Entonces apareció Jan Vesely. El checo, hasta ese momento discreto, clavó dos triples seguidos —sí, él— y robó un balón que dejó el electrónico en 85-77 a falta de cinco minutos. Su compañero de farolillo, Darío Brizuela, firmó 17 puntos y un 4/6 en triples contra su ex equipo. Entre ambos cerraron la brecha cuando el Unicaja olía sangre.

El físico de norris, la llave de pascual
La gran novedad del Barça fue Miles Norris como titular. El ala-pivot californiano cumplió el encargo que le hizo su entrenador: igualar el tono físico de un Unicaja que había vapuleado al interior azulgrana en Málaga. Norris aportó 10 puntos, 5 rebotes y la falta antideportiva que le costó la eliminación a Audige. Su presencia liberó a Hernangómez, que pudo respirar y sumar 4 puntos en momentos clave.

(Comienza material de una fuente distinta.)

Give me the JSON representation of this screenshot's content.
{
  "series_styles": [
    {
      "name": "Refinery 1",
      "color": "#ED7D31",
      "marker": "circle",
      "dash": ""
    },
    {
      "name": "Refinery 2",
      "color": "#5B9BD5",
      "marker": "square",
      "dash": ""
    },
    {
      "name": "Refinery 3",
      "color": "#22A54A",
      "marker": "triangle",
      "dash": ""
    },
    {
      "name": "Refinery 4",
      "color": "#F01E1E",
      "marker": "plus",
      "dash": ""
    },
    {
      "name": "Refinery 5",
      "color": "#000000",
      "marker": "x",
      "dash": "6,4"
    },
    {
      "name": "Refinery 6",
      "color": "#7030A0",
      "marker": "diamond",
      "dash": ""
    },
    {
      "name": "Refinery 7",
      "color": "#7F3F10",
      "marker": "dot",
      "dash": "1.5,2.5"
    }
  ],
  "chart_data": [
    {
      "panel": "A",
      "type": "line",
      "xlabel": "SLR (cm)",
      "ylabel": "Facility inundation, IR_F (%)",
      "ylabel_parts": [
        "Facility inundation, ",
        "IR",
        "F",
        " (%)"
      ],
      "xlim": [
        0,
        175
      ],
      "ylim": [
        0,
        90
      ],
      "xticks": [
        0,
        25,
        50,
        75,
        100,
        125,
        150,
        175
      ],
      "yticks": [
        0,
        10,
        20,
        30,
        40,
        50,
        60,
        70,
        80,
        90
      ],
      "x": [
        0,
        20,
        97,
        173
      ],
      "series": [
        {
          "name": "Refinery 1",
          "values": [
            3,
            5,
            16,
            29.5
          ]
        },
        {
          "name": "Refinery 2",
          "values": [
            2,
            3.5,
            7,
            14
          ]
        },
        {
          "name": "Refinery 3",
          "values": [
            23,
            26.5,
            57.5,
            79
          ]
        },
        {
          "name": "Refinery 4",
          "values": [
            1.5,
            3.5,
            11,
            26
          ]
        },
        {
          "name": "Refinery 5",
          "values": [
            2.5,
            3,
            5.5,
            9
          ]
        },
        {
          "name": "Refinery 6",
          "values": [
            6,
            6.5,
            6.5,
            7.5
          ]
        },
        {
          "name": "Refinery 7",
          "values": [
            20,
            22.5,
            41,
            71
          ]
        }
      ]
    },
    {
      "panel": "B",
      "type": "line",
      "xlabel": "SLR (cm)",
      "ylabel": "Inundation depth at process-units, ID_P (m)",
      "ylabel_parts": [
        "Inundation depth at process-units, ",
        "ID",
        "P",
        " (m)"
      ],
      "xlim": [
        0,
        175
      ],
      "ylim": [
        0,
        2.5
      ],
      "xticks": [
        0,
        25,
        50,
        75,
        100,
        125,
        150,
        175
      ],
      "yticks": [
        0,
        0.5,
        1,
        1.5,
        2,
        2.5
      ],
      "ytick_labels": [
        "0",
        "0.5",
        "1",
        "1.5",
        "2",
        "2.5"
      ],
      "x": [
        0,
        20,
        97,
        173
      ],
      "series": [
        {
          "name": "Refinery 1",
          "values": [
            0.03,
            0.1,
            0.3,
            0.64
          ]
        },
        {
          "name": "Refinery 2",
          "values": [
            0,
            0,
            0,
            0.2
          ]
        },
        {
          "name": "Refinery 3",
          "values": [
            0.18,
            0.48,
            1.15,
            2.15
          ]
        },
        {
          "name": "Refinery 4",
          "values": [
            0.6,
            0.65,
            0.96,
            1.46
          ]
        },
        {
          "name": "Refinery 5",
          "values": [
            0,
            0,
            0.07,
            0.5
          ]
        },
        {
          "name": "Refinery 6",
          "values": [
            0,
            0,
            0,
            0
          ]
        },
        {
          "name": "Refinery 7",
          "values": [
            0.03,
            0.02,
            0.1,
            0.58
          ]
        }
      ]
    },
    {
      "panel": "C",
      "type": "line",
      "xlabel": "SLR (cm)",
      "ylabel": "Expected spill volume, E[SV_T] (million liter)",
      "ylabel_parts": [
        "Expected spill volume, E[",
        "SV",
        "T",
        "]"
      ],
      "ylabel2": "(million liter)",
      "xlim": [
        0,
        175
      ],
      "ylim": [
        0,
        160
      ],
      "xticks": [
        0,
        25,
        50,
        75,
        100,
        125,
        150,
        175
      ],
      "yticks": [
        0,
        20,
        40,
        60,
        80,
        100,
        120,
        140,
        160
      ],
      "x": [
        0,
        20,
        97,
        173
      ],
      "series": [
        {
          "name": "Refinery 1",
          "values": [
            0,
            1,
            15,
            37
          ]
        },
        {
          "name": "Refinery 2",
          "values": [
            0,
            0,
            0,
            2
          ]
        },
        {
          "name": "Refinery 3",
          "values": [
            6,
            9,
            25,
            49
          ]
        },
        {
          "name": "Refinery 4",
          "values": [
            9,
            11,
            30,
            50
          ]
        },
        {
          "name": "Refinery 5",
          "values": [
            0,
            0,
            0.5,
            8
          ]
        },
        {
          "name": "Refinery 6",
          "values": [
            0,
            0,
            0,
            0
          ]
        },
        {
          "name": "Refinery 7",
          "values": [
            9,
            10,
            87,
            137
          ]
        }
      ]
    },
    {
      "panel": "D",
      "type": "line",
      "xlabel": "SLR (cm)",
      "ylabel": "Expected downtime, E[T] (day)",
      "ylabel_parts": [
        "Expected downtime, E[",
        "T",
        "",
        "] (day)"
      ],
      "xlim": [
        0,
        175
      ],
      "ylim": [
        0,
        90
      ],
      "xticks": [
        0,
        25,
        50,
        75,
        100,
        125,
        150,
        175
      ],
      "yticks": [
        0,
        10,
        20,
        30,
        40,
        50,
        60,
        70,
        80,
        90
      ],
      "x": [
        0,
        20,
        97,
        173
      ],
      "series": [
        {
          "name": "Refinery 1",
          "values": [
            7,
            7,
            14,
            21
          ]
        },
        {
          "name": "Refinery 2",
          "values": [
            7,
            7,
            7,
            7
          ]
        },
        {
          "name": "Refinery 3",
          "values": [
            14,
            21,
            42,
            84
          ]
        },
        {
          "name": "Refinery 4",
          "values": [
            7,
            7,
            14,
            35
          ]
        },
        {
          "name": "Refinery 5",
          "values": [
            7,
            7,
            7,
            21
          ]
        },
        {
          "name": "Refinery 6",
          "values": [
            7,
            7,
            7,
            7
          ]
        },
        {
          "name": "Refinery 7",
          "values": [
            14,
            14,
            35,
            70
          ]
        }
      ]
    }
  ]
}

El partido se rompió en el tercer cuarto, cuando los árbitros señalaron 14 faltas y el juego se convirtió en un intercambio de tiros libres. La ventaja nunca superó los seis puntos y el marcador se igualó a 77 cuando faltaban siete minutos. Ahí el Barça apretó el acelerador y el Unicaja ya no tuvo respuesta.
El Palau se fue a casa con la certeza de que su equipo sabe sufrir. Tres victorias en siete días, 16 en total, y la confianza de que esta temporada puede acabar en playoffs. El Unicaja, con 12 derrotas, se queda con la espina de la gesta que pudo ser y la certeza de que en Málica la guerra continuará.